The front entrance was buried behind drifts of twisted metal and shattered wood, including a part of a sailboat’s hull. Carefully, they worked their way through the adjoining parking lot to a side entrance. It was a glass door and had been smashed open.
“Looks like someone got here before us,” said Sam quietly. He rubbed his beard. “A building full of drugs. Mmmh.” He looked at Kirstie. “I think you maybe ought to stay put until we check out the inside.”
“Don’t be so bloody chivalrous, Sam.” Kirstie got the flashlight out of her backpack and stepped through the aluminium doorframe. Water was ankle-deep inside. The entry led up two steps to a corridor; she squelched up and found it lined with offices, most of them unlocked.
Sam and Einar followed her in. The three of them moved slowly; their only illumination was from the flashlight, throwing a restless yellow ellipse on floors and walls. After looking into the first office, Kirstie turned to Sam and whispered in his ear:
“Someone’s been in here, all right. Maybe they’re still here.”
The office had been ransacked: desk drawers ripped out, house plants knocked over, filing cabinets dented. Kirstie swung the flash around, and changed her mind: not ransacked, just vandalized by someone feeling very frustrated. Maybe the key to the drug room would still be in Ken Berkowitz’s desk.
That office was two doors up the hall. It hadn’t been touched.
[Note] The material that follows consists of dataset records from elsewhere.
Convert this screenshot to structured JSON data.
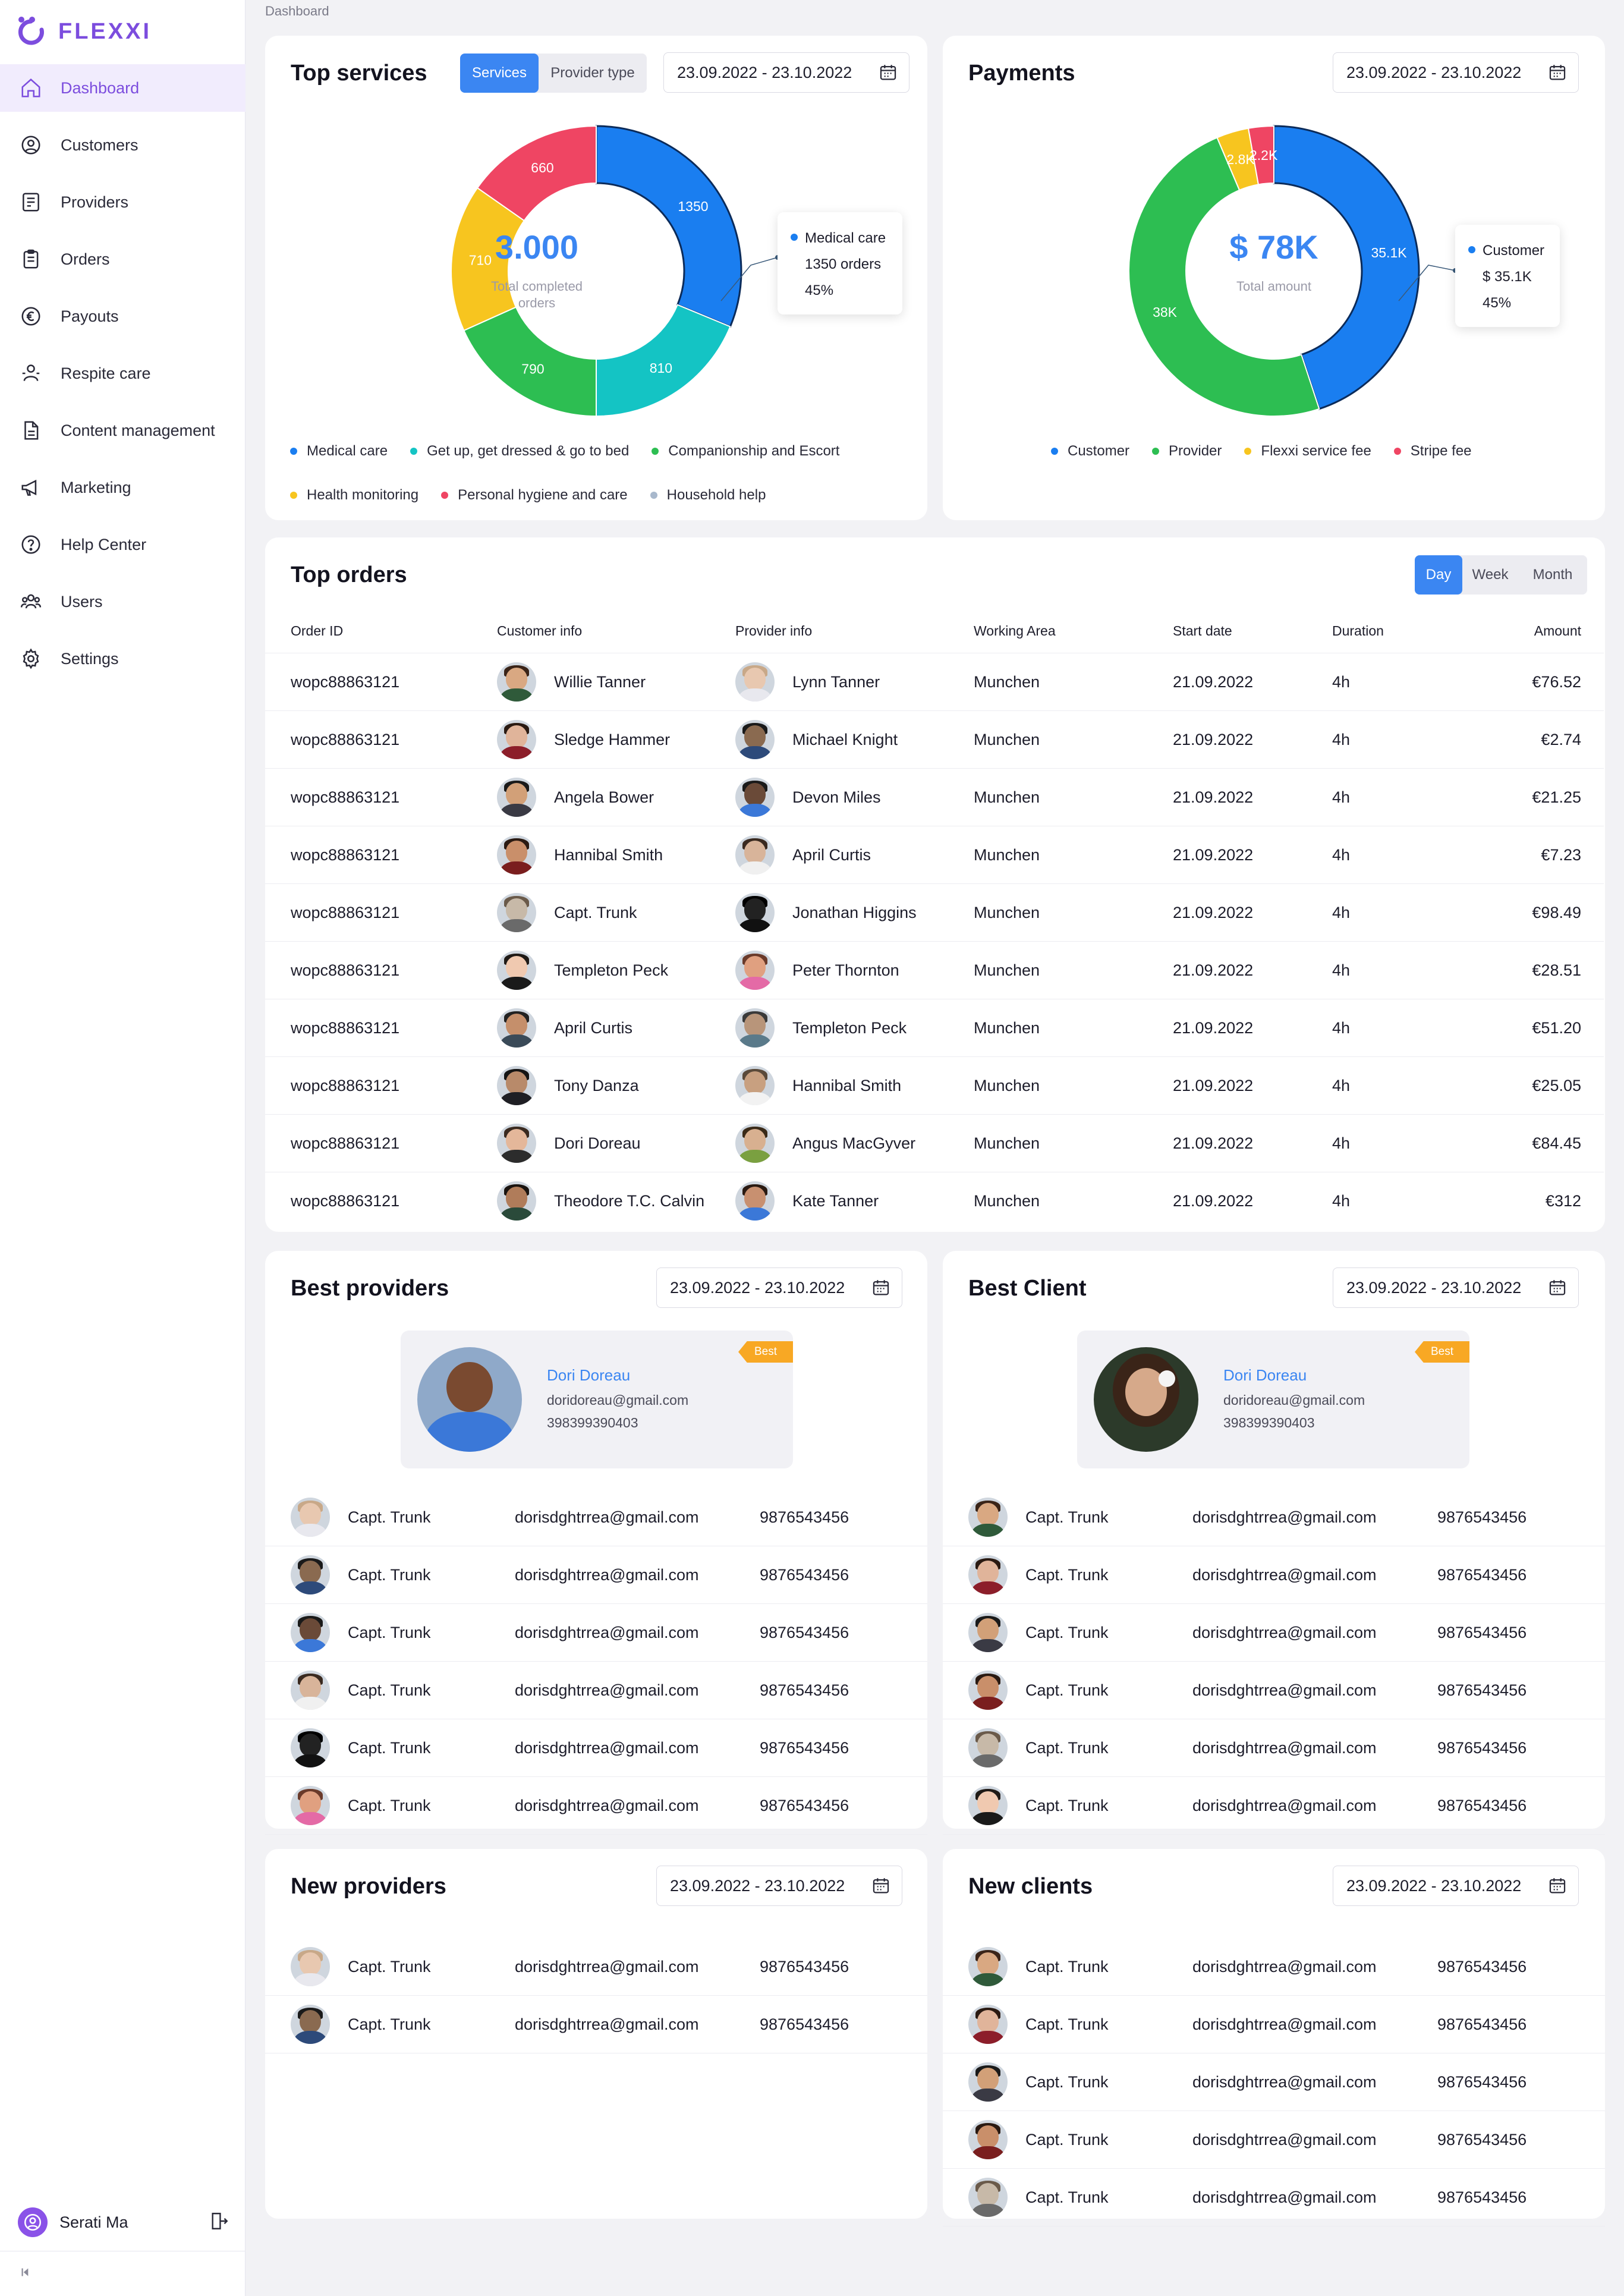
{
  "app": {
    "name": "FLEXXI"
  },
  "breadcrumb": "Dashboard",
  "sidebar": {
    "items": [
      {
        "label": "Dashboard",
        "icon": "home-icon"
      },
      {
        "label": "Customers",
        "icon": "user-circle-icon"
      },
      {
        "label": "Providers",
        "icon": "providers-icon"
      },
      {
        "label": "Orders",
        "icon": "clipboard-icon"
      },
      {
        "label": "Payouts",
        "icon": "euro-icon"
      },
      {
        "label": "Respite care",
        "icon": "respite-icon"
      },
      {
        "label": "Content management",
        "icon": "document-icon"
      },
      {
        "label": "Marketing",
        "icon": "megaphone-icon"
      },
      {
        "label": "Help Center",
        "icon": "help-icon"
      },
      {
        "label": "Users",
        "icon": "users-icon"
      },
      {
        "label": "Settings",
        "icon": "gear-icon"
      }
    ],
    "user_name": "Serati Ma"
  },
  "top_services": {
    "title": "Top services",
    "tabs": [
      "Services",
      "Provider type"
    ],
    "date_range": "23.09.2022 - 23.10.2022",
    "center_value": "3.000",
    "center_label_1": "Total completed",
    "center_label_2": "orders",
    "tooltip": {
      "line1": "Medical care",
      "line2": "1350 orders",
      "line3": "45%"
    },
    "legend": [
      {
        "label": "Medical care",
        "color": "#1a7ef0"
      },
      {
        "label": "Get up, get dressed & go to bed",
        "color": "#14c4c4"
      },
      {
        "label": "Companionship and Escort",
        "color": "#2dbe52"
      },
      {
        "label": "Health monitoring",
        "color": "#f7c51f"
      },
      {
        "label": "Personal hygiene and care",
        "color": "#ef4563"
      },
      {
        "label": "Household help",
        "color": "#a8b8cc"
      }
    ]
  },
  "payments": {
    "title": "Payments",
    "date_range": "23.09.2022 - 23.10.2022",
    "center_value": "$ 78K",
    "center_label": "Total amount",
    "tooltip": {
      "line1": "Customer",
      "line2": "$ 35.1K",
      "line3": "45%"
    },
    "legend": [
      {
        "label": "Customer",
        "color": "#1a7ef0"
      },
      {
        "label": "Provider",
        "color": "#2dbe52"
      },
      {
        "label": "Flexxi service fee",
        "color": "#f7c51f"
      },
      {
        "label": "Stripe fee",
        "color": "#ef4563"
      }
    ]
  },
  "chart_data": [
    {
      "type": "pie",
      "title": "Top services",
      "categories": [
        "Medical care",
        "Get up, get dressed & go to bed",
        "Companionship and Escort",
        "Health monitoring",
        "Personal hygiene and care"
      ],
      "values": [
        1350,
        810,
        790,
        710,
        660
      ],
      "labels": [
        "1350",
        "810",
        "790",
        "710",
        "660"
      ],
      "colors": [
        "#1a7ef0",
        "#14c4c4",
        "#2dbe52",
        "#f7c51f",
        "#ef4563"
      ]
    },
    {
      "type": "pie",
      "title": "Payments",
      "categories": [
        "Customer",
        "Provider",
        "Flexxi service fee",
        "Stripe fee"
      ],
      "values": [
        35.1,
        38,
        2.8,
        2.2
      ],
      "labels": [
        "35.1K",
        "38K",
        "2.8K",
        "2.2K"
      ],
      "colors": [
        "#1a7ef0",
        "#2dbe52",
        "#f7c51f",
        "#ef4563"
      ]
    }
  ],
  "top_orders": {
    "title": "Top orders",
    "periods": [
      "Day",
      "Week",
      "Month"
    ],
    "columns": [
      "Order ID",
      "Customer info",
      "Provider info",
      "Working Area",
      "Start date",
      "Duration",
      "Amount"
    ],
    "rows": [
      {
        "id": "wopc88863121",
        "customer": "Willie Tanner",
        "provider": "Lynn Tanner",
        "area": "Munchen",
        "start": "21.09.2022",
        "duration": "4h",
        "amount": "€76.52"
      },
      {
        "id": "wopc88863121",
        "customer": "Sledge Hammer",
        "provider": "Michael Knight",
        "area": "Munchen",
        "start": "21.09.2022",
        "duration": "4h",
        "amount": "€2.74"
      },
      {
        "id": "wopc88863121",
        "customer": "Angela Bower",
        "provider": "Devon Miles",
        "area": "Munchen",
        "start": "21.09.2022",
        "duration": "4h",
        "amount": "€21.25"
      },
      {
        "id": "wopc88863121",
        "customer": "Hannibal Smith",
        "provider": "April Curtis",
        "area": "Munchen",
        "start": "21.09.2022",
        "duration": "4h",
        "amount": "€7.23"
      },
      {
        "id": "wopc88863121",
        "customer": "Capt. Trunk",
        "provider": "Jonathan Higgins",
        "area": "Munchen",
        "start": "21.09.2022",
        "duration": "4h",
        "amount": "€98.49"
      },
      {
        "id": "wopc88863121",
        "customer": "Templeton Peck",
        "provider": "Peter Thornton",
        "area": "Munchen",
        "start": "21.09.2022",
        "duration": "4h",
        "amount": "€28.51"
      },
      {
        "id": "wopc88863121",
        "customer": "April Curtis",
        "provider": "Templeton Peck",
        "area": "Munchen",
        "start": "21.09.2022",
        "duration": "4h",
        "amount": "€51.20"
      },
      {
        "id": "wopc88863121",
        "customer": "Tony Danza",
        "provider": "Hannibal Smith",
        "area": "Munchen",
        "start": "21.09.2022",
        "duration": "4h",
        "amount": "€25.05"
      },
      {
        "id": "wopc88863121",
        "customer": "Dori Doreau",
        "provider": "Angus MacGyver",
        "area": "Munchen",
        "start": "21.09.2022",
        "duration": "4h",
        "amount": "€84.45"
      },
      {
        "id": "wopc88863121",
        "customer": "Theodore T.C. Calvin",
        "provider": "Kate Tanner",
        "area": "Munchen",
        "start": "21.09.2022",
        "duration": "4h",
        "amount": "€312"
      }
    ]
  },
  "best_providers": {
    "title": "Best providers",
    "date_range": "23.09.2022 - 23.10.2022",
    "best": {
      "name": "Dori Doreau",
      "email": "doridoreau@gmail.com",
      "phone": "398399390403",
      "badge": "Best"
    },
    "rows": [
      {
        "name": "Capt. Trunk",
        "email": "dorisdghtrrea@gmail.com",
        "phone": "9876543456"
      },
      {
        "name": "Capt. Trunk",
        "email": "dorisdghtrrea@gmail.com",
        "phone": "9876543456"
      },
      {
        "name": "Capt. Trunk",
        "email": "dorisdghtrrea@gmail.com",
        "phone": "9876543456"
      },
      {
        "name": "Capt. Trunk",
        "email": "dorisdghtrrea@gmail.com",
        "phone": "9876543456"
      },
      {
        "name": "Capt. Trunk",
        "email": "dorisdghtrrea@gmail.com",
        "phone": "9876543456"
      },
      {
        "name": "Capt. Trunk",
        "email": "dorisdghtrrea@gmail.com",
        "phone": "9876543456"
      }
    ]
  },
  "best_client": {
    "title": "Best Client",
    "date_range": "23.09.2022 - 23.10.2022",
    "best": {
      "name": "Dori Doreau",
      "email": "doridoreau@gmail.com",
      "phone": "398399390403",
      "badge": "Best"
    },
    "rows": [
      {
        "name": "Capt. Trunk",
        "email": "dorisdghtrrea@gmail.com",
        "phone": "9876543456"
      },
      {
        "name": "Capt. Trunk",
        "email": "dorisdghtrrea@gmail.com",
        "phone": "9876543456"
      },
      {
        "name": "Capt. Trunk",
        "email": "dorisdghtrrea@gmail.com",
        "phone": "9876543456"
      },
      {
        "name": "Capt. Trunk",
        "email": "dorisdghtrrea@gmail.com",
        "phone": "9876543456"
      },
      {
        "name": "Capt. Trunk",
        "email": "dorisdghtrrea@gmail.com",
        "phone": "9876543456"
      },
      {
        "name": "Capt. Trunk",
        "email": "dorisdghtrrea@gmail.com",
        "phone": "9876543456"
      }
    ]
  },
  "new_providers": {
    "title": "New providers",
    "date_range": "23.09.2022 - 23.10.2022",
    "rows": [
      {
        "name": "Capt. Trunk",
        "email": "dorisdghtrrea@gmail.com",
        "phone": "9876543456"
      },
      {
        "name": "Capt. Trunk",
        "email": "dorisdghtrrea@gmail.com",
        "phone": "9876543456"
      }
    ]
  },
  "new_clients": {
    "title": "New clients",
    "date_range": "23.09.2022 - 23.10.2022",
    "rows": [
      {
        "name": "Capt. Trunk",
        "email": "dorisdghtrrea@gmail.com",
        "phone": "9876543456"
      },
      {
        "name": "Capt. Trunk",
        "email": "dorisdghtrrea@gmail.com",
        "phone": "9876543456"
      },
      {
        "name": "Capt. Trunk",
        "email": "dorisdghtrrea@gmail.com",
        "phone": "9876543456"
      },
      {
        "name": "Capt. Trunk",
        "email": "dorisdghtrrea@gmail.com",
        "phone": "9876543456"
      },
      {
        "name": "Capt. Trunk",
        "email": "dorisdghtrrea@gmail.com",
        "phone": "9876543456"
      }
    ]
  },
  "colors": {
    "accent": "#7c4dde",
    "primary": "#3b86f2",
    "badge": "#f8a824"
  }
}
The desk looked as if its owner had just stepped out a moment before; papers were strewn over the desk, and a brown-paper lunch bag sat beside colour photos of two small girls and their attractive mother.
The key with the red Dymo tape was easy to find. Kirstie took it and went out into the hall, where Sam and Einar were waiting. She patted Sam’s arm and went on down the hall to the locked door of the drug room.
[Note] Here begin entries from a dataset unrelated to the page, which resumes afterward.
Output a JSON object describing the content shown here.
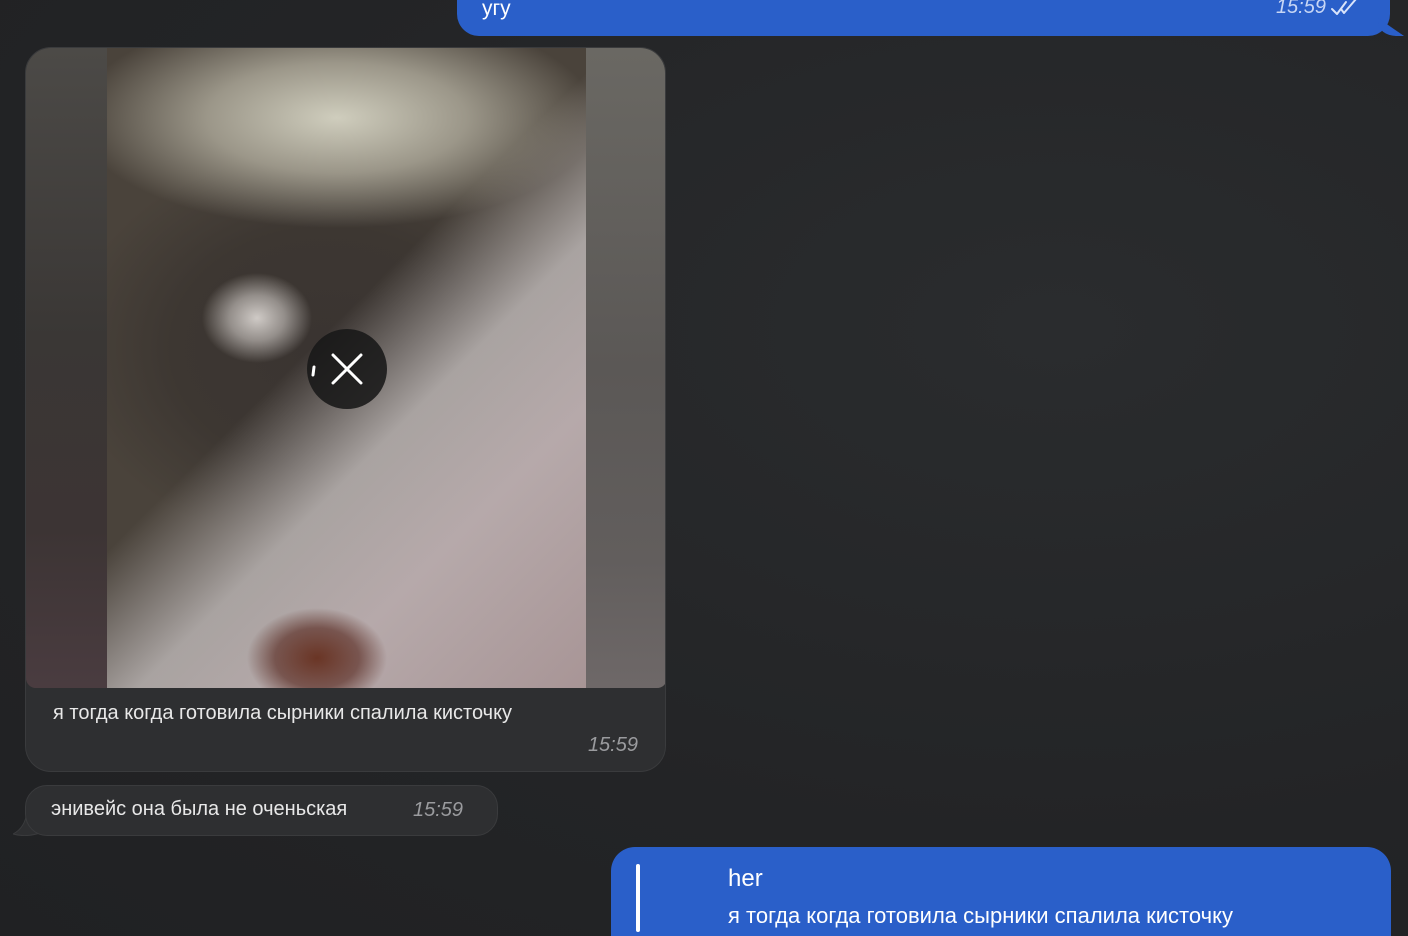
{
  "messages": {
    "top_outgoing": {
      "text": "угу",
      "time": "15:59",
      "status_icon": "double-check-icon"
    },
    "photo_incoming": {
      "caption": "я тогда когда готовила сырники спалила кисточку",
      "time": "15:59",
      "overlay_icon": "close-icon"
    },
    "text_incoming": {
      "text": "энивейс она была не оченьская",
      "time": "15:59"
    },
    "bottom_outgoing": {
      "reply": {
        "name": "her",
        "text": "я тогда когда готовила сырники спалила кисточку"
      }
    }
  },
  "colors": {
    "background": "#262729",
    "outgoing_bubble": "#2a5fc9",
    "incoming_bubble": "#2e2f31",
    "timestamp_incoming": "#9a9b9e",
    "timestamp_outgoing": "#c7d6f5"
  }
}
Someone had obviously tried to break into it, using a hammer: the grey paint on the steel door was chipped away in little circles and crescents. Silently, Kirstie unlocked the door. Warm, stale air puffed out.
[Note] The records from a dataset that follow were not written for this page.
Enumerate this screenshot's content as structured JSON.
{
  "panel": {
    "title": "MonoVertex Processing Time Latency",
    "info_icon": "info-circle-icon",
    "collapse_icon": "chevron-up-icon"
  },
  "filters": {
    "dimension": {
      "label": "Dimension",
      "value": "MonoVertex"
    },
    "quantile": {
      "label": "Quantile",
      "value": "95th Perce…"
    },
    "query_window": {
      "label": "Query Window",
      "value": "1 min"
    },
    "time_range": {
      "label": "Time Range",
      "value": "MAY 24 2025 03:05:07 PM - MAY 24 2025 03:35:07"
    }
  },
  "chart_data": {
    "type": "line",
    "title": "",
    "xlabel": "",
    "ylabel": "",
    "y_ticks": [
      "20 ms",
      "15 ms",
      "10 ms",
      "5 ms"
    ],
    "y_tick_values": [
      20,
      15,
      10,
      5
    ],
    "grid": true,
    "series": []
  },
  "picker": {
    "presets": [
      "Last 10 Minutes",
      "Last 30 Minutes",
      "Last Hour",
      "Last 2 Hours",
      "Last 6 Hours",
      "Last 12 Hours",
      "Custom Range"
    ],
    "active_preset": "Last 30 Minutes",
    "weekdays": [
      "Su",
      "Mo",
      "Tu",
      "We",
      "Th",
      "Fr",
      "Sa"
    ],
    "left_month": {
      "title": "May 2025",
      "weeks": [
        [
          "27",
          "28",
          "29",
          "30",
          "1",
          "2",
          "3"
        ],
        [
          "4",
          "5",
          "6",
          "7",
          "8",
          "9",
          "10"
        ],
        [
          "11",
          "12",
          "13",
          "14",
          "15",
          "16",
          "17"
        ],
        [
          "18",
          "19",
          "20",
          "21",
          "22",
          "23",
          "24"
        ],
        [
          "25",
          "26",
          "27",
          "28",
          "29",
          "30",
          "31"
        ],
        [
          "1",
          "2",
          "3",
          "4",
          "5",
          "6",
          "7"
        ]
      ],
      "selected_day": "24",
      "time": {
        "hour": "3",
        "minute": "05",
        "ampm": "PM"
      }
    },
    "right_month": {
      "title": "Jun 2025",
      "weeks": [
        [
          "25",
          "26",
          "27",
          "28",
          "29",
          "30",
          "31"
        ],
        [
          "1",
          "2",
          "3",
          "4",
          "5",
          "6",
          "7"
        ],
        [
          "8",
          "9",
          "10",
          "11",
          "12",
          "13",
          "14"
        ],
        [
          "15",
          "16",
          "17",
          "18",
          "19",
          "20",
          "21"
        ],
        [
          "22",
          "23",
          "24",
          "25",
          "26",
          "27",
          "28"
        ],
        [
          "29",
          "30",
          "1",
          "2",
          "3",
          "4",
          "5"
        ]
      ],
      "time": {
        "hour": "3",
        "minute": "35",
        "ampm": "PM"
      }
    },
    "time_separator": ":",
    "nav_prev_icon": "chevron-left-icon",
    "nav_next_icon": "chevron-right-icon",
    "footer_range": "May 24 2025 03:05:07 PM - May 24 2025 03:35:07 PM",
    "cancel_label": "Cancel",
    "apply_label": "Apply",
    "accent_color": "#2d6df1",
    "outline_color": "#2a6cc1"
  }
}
It didn’t take long to find the sulfa; the morphine, though, seemed to be in a padlocked cupboard.
“What now?” Kirstie hissed.
“Wait,” said Einar. He took the padlock in one big hand, and tugged at it. Then, gripping it with both hands, he put one foot up on the steel door of the cupboard and pulled.
Something snapped metallically. Einar grunted and pulled again, twisting. The hasp came away from the door, and he pitched backward across the room.
“Jesus Christ,” said Sam. “Did you know you could do that?”
“I think maybe I can do it. No harm to try.”
They were talking normally now, relieved and surprised, as they took box after box of morphine and methadone ampoules out of the cupboard.
“My God,” Sam chuckled. “If we’d done this two days ago, Einar and I could’ve retired to Rio. Son, you’re wasted in astrophysics. You should’ve been a burglar.”
“Fuckin’ A,” said an unfamiliar voice. Then, unnecessarily: “All right, everybody freeze.”
Kirstie saw Einar spin round, and heard a thump. The intruder cried out. Another thump followed, and then a second voice yelled out incoherently.
She swung her flashlight to the doorway. Lying in the hall was a young man with blood on his lips. Just beyond him was Einar’s broad back. The Icelander turned, holding another young man in a half nelson.